ANTHROPIC

The judge just gave Anthropic a homework pass

A U.S. judge just handed Anthropic a partial win in one of the first major AI copyright cases.

The court ruled it’s fair use to train AI models on physical books the company legally purchased and digitised, marking the first time a judge has taken this stance.

But the ruling is narrow.

It only applies to books Anthropic bought, scanned, and then used for training.

The judge said this process is “transformative” enough to fall under fair use, comparing it to teaching students how to write by using examples.

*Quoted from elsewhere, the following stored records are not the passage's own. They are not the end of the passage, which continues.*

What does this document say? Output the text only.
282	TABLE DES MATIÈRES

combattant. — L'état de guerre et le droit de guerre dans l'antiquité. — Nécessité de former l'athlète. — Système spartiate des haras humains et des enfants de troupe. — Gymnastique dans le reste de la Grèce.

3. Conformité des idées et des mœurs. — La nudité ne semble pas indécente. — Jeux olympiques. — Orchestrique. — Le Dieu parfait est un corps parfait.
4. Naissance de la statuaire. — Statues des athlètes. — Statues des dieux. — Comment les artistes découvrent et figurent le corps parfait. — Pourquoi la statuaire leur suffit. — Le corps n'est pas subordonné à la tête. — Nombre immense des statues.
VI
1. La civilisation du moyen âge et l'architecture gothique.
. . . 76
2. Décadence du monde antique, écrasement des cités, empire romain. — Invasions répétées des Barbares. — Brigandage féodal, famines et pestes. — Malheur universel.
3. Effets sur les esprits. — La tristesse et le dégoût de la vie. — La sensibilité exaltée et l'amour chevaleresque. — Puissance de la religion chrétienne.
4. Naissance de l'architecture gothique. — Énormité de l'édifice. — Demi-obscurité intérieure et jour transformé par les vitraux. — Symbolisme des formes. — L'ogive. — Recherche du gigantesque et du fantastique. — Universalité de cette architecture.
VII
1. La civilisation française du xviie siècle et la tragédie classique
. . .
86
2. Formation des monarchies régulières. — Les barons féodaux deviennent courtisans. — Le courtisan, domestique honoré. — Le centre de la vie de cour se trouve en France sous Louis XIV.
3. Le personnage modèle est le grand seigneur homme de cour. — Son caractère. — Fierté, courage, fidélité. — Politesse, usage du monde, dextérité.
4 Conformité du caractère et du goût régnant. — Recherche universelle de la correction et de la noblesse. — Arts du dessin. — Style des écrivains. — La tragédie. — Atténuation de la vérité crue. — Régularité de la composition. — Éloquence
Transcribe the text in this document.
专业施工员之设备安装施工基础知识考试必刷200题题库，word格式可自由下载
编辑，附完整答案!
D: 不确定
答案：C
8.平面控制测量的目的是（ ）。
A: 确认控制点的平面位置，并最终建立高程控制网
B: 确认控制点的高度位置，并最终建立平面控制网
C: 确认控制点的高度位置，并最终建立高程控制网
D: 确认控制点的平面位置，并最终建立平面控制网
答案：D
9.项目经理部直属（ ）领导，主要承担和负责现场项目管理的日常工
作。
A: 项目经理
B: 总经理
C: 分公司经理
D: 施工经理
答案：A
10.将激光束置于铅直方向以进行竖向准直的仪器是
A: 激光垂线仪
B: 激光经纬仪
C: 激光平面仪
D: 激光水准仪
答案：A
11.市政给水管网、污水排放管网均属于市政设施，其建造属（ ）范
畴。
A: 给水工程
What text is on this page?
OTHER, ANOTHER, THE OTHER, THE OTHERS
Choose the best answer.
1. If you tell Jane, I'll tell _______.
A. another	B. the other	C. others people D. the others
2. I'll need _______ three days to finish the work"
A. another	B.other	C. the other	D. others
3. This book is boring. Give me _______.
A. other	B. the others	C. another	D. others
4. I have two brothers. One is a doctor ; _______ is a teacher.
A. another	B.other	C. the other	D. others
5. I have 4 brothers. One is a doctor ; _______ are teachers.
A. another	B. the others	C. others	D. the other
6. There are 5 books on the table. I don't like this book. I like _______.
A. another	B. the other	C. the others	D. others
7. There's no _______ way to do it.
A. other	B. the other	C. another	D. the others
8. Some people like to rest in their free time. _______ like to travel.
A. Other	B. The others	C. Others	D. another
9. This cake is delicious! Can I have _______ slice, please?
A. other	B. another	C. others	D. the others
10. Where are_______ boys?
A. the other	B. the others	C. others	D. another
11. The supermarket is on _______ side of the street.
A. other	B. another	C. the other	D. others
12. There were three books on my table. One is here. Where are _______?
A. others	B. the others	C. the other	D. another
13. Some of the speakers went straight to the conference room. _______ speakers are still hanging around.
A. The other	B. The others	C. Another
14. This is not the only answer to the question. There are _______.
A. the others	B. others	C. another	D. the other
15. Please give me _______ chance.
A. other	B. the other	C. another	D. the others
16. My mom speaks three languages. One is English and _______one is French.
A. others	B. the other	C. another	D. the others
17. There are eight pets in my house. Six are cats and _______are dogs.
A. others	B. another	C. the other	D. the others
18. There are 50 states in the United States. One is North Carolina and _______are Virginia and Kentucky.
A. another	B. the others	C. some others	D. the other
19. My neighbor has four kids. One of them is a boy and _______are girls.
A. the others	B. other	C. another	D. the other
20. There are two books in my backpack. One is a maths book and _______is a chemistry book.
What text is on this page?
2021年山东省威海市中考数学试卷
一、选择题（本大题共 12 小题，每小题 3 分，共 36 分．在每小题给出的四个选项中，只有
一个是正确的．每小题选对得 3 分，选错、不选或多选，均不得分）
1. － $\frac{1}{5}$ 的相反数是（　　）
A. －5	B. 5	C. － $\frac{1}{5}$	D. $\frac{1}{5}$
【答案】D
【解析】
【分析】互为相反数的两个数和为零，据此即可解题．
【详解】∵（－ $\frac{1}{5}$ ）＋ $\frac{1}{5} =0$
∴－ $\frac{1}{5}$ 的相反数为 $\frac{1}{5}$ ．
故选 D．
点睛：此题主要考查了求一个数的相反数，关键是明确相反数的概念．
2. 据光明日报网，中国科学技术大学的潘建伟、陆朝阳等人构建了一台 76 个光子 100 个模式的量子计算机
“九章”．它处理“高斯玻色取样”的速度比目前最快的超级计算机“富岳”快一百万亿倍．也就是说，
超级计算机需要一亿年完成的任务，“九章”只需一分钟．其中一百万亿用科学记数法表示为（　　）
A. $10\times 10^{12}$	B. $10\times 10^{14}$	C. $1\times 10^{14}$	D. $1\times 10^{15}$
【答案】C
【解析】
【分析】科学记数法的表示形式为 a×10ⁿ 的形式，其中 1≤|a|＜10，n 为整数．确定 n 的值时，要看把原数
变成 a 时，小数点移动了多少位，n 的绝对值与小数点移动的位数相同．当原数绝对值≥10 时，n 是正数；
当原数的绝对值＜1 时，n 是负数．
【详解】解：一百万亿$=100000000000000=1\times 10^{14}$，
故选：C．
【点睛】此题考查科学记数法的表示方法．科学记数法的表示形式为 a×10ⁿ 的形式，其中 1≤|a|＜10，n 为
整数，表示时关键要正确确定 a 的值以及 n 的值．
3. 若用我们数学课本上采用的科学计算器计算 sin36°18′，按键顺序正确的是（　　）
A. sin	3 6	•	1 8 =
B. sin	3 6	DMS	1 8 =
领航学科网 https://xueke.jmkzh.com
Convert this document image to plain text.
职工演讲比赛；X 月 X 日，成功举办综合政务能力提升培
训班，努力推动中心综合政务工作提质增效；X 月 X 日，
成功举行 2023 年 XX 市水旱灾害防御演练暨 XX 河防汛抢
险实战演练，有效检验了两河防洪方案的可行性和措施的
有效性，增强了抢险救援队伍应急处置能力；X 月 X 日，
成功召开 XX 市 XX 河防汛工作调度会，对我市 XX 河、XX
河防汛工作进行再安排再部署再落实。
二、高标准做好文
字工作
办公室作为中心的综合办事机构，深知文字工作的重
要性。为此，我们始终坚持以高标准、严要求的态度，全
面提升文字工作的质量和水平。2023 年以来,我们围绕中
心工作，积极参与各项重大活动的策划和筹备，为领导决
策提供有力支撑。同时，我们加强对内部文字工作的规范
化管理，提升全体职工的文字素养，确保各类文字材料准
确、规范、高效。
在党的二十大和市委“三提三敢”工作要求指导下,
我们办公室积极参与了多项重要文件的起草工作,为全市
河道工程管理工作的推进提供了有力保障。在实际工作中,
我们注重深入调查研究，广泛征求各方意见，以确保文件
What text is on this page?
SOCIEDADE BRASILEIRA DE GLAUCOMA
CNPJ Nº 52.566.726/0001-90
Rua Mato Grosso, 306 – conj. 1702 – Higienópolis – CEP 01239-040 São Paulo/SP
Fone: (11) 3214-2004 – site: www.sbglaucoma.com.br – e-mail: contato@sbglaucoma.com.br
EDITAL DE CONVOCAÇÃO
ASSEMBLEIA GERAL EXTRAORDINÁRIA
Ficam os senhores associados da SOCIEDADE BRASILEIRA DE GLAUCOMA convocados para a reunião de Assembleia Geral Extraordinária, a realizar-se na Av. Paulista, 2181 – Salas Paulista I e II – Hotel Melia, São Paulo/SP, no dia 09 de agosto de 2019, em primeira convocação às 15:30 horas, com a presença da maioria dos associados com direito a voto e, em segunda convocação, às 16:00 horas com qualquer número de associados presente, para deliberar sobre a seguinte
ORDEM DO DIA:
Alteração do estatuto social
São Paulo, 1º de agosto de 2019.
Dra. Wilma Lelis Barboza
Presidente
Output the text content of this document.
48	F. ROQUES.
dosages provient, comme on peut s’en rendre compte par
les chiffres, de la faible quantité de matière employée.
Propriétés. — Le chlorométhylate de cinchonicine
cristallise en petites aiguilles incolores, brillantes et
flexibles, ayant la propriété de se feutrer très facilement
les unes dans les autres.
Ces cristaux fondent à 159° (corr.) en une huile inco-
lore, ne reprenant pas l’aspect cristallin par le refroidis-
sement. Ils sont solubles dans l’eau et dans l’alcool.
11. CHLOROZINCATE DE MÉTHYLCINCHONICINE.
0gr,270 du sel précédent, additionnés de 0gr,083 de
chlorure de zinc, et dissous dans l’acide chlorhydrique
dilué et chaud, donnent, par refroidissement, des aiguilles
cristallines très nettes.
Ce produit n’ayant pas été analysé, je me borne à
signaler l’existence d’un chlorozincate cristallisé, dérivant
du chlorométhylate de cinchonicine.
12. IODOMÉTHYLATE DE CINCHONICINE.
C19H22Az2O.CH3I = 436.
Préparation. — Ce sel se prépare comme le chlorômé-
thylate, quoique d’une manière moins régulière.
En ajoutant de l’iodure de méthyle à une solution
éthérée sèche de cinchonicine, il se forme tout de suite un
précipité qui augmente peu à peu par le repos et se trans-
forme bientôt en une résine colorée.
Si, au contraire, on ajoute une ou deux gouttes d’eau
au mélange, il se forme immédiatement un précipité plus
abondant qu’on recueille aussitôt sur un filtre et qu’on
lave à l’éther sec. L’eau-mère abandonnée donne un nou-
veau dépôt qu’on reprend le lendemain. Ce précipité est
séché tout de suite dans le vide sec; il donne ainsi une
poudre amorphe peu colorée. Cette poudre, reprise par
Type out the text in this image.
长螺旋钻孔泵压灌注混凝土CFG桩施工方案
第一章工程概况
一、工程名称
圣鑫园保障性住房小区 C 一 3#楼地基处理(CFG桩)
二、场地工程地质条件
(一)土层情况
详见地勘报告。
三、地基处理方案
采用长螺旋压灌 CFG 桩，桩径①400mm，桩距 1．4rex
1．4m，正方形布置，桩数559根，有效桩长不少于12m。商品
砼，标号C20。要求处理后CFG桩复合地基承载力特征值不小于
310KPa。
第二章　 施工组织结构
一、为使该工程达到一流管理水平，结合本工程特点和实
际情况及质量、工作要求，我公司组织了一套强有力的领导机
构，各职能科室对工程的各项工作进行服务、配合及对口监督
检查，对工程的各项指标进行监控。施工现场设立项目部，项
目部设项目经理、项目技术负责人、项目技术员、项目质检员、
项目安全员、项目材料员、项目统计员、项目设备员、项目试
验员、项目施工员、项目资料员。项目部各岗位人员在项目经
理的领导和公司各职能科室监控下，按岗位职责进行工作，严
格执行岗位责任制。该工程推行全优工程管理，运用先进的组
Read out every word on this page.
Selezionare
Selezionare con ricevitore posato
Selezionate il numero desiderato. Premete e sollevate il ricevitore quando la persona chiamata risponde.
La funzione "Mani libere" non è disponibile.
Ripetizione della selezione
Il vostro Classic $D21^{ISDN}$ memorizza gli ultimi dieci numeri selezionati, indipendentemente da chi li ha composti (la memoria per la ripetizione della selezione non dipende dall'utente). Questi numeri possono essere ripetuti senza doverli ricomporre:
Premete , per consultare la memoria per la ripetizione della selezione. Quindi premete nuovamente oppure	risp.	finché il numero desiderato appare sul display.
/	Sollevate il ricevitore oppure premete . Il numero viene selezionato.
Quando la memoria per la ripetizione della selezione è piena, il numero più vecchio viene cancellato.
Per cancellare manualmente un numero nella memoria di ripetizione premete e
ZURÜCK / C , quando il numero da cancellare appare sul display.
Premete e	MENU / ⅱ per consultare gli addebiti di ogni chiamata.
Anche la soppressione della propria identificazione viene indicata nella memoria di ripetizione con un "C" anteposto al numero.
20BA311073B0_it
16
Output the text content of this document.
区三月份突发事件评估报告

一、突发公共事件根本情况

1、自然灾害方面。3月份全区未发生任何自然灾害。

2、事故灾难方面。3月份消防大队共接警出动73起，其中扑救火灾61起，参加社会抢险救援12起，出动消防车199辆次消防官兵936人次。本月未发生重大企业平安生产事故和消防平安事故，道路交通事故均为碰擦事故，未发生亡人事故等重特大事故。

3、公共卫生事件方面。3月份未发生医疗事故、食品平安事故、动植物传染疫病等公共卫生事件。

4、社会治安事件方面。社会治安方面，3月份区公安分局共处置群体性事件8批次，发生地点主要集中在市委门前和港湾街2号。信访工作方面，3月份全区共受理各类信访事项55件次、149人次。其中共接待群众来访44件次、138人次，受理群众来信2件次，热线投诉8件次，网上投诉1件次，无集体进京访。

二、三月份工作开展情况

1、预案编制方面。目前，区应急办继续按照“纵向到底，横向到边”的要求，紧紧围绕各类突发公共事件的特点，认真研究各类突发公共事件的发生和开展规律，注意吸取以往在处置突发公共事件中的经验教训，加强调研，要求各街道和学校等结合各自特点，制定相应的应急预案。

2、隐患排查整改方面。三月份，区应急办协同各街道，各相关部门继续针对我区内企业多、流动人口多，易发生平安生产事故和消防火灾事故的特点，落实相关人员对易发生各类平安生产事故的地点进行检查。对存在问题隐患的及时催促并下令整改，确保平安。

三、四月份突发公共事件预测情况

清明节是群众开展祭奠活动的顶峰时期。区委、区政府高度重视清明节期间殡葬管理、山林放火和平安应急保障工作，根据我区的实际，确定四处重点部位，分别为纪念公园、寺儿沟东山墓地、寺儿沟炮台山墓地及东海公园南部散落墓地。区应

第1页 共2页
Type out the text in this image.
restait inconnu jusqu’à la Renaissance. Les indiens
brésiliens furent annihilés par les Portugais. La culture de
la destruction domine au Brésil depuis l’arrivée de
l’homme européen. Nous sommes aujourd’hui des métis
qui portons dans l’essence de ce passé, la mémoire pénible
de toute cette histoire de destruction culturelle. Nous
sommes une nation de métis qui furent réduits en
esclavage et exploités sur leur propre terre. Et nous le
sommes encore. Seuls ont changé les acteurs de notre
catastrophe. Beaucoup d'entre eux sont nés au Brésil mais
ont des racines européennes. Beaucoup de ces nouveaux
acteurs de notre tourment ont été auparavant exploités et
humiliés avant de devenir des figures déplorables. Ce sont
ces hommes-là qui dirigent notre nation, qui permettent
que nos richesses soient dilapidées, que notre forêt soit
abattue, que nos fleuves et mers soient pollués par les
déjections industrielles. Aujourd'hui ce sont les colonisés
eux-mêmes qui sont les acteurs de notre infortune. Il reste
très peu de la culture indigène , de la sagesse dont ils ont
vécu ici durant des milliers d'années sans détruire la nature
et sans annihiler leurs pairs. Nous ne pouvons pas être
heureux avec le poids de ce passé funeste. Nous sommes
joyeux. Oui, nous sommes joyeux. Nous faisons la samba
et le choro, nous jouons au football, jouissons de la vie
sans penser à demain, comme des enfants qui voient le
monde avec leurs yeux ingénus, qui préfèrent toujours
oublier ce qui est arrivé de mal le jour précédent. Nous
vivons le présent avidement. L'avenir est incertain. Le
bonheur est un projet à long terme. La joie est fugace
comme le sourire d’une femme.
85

In short, using lawfully obtained books to help an AI “learn” isn’t the same as copying or replacing the original work.

However, this doesn’t mean Anthropic is off the hook.

The company still faces a separate trial over claims it stored and potentially used millions of pirated books from the internet.

In brief:

  • Training AI on purchased, digitised books is fair use

  • Separate trial coming over pirated books allegedly stored by Anthropic

  • The ruling doesn’t cover whether AI outputs break copyright laws

Like DIY data or something

The judge made it clear: downloading material from pirate websites, when it could’ve been bought legally, is not protected by fair use, no matter how it’s used later on.

The ruling also didn’t address a key question in other copyright lawsuits: whether AI-generated content itself could violate copyright.

That issue is still up in the air.

"Transformative" is just legal speak for "don’t come for me."